These CAM architectures are used in multiple applications to reduce the critical path of the design and with the use of parallel processing is one more advantage for the usage of CAM architectures. These CAM architectures are used to accelerate the applications mainly on the network applications. The memory used here is the parallel processing data and these data is transmitted and received at the same time and these operations are done by the search algorithms. These are used for the storage of data and these are applied in the fields of radar signal tracking, artificial intelligence, image processing and many other applications.

These are used in the FPGA's for the acceleration of the hardware architectures and the parallel processing of the data is done in the large look up tables and mainly for the low power applications. The data processing is mainly done in the networking area and here the data classification is done based on the packets and the transmission of these packets is done based on the forwarding of the TCAM architectures. These are designed in such a way that these are less configurable and the cost of the design is too expensive. Due to the speed of the operating time these are used in the network routers using the look up table and the address locations used here are done based on the search algorithms. When the digital world is upgrading towards the software defined networking (SDN), which can be flexible for the design and yet to achieve high performance in terms of hardware usage and the configurability. Hence, FPGA's are the devices where the data can be processed in a high speed manner, hence these TCAM architectures are widely used in the FPGA's and ASIC based architectures.

The FPGA's are used for testing the multiple modules and give the results in the hardware manner. Hence the processing time for the FPGA's need to be very fast and the critical path of processing the data should also achieve low power consumption. Then there is a need of implanting the TCAM memories in the FPGA's to improve the performance of the FPGA's. Hence there is a need of replacing the existing memory with the high speed TCAM memory architectures.

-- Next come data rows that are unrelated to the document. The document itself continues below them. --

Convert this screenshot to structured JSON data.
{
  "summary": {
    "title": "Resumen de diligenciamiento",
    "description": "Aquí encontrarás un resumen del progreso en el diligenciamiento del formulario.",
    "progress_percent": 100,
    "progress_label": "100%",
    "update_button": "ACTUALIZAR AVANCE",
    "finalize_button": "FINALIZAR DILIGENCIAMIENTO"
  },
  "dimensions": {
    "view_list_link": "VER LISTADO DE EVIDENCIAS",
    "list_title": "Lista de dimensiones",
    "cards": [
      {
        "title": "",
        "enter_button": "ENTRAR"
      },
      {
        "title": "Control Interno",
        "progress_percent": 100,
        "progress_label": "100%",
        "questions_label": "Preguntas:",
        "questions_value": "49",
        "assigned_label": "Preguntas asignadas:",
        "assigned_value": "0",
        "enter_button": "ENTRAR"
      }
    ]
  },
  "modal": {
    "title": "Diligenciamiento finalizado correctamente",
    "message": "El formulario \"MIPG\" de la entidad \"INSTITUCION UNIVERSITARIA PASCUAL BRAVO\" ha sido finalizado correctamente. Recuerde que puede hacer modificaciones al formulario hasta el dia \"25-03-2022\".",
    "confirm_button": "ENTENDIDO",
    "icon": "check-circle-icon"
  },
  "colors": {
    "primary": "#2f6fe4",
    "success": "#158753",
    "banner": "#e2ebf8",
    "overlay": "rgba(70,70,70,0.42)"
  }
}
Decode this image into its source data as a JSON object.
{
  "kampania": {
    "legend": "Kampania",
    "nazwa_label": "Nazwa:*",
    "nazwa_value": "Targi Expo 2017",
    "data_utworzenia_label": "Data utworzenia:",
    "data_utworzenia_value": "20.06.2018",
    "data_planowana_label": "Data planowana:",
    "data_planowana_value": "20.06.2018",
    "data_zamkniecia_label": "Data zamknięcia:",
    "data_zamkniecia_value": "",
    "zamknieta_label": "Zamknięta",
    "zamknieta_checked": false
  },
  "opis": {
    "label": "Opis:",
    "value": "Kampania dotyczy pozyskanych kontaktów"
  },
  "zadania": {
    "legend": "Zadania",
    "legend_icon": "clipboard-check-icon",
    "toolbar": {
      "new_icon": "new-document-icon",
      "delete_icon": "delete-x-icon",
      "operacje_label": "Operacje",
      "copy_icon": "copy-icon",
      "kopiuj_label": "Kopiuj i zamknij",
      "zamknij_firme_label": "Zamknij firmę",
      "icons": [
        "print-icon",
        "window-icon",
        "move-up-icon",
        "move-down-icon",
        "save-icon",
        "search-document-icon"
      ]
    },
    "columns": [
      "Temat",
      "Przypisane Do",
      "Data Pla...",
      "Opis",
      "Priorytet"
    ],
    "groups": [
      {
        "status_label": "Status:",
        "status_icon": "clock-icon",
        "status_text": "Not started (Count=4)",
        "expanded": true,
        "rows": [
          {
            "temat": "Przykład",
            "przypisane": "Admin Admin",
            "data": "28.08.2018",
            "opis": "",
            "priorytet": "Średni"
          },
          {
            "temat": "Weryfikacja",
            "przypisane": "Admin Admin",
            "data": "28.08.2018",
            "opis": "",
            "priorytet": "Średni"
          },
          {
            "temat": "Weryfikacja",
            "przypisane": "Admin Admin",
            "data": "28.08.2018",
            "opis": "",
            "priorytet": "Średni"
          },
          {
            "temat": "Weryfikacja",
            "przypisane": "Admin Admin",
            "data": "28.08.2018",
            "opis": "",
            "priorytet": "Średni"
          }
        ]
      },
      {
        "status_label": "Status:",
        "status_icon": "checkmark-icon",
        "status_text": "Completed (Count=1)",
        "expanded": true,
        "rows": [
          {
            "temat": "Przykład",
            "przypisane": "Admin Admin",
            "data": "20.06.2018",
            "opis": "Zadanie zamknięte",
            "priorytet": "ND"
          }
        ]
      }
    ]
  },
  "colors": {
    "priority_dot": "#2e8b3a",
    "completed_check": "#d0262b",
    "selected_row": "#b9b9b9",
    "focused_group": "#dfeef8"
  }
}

#### **II. LITERATURE SURVEY:**

CAM architecture is designed based on the hashing technique, which is evaluated in the [9] which is having the disadvantage of the hashing collisions and the overflow of the data. The data stored in the memory is done based on the address locations which can improve the performance of the CAM architectures. While increasing the number of elements in the storage capacity and the performance of the hashing method is degradable. The design is modified to improve the performance which can emulate the binary CAM instead of the TCAM.

To improve hashing methods are evaluated in [8] which show the different TCAM architectures. Based on the hashing technique, there is overflow of the data and collision of data while transmitting and receiving the data. Different search algorithms are introduced to reduce the drawbacks introduced in the hashing methods. In search algorithms, the stored data can be operated with the don't care conditions and these don't care conditions are replaced with the large memory locations based on the address locations. The memory utilized is not efficient for the search algorithms and used to improve the performance of the design.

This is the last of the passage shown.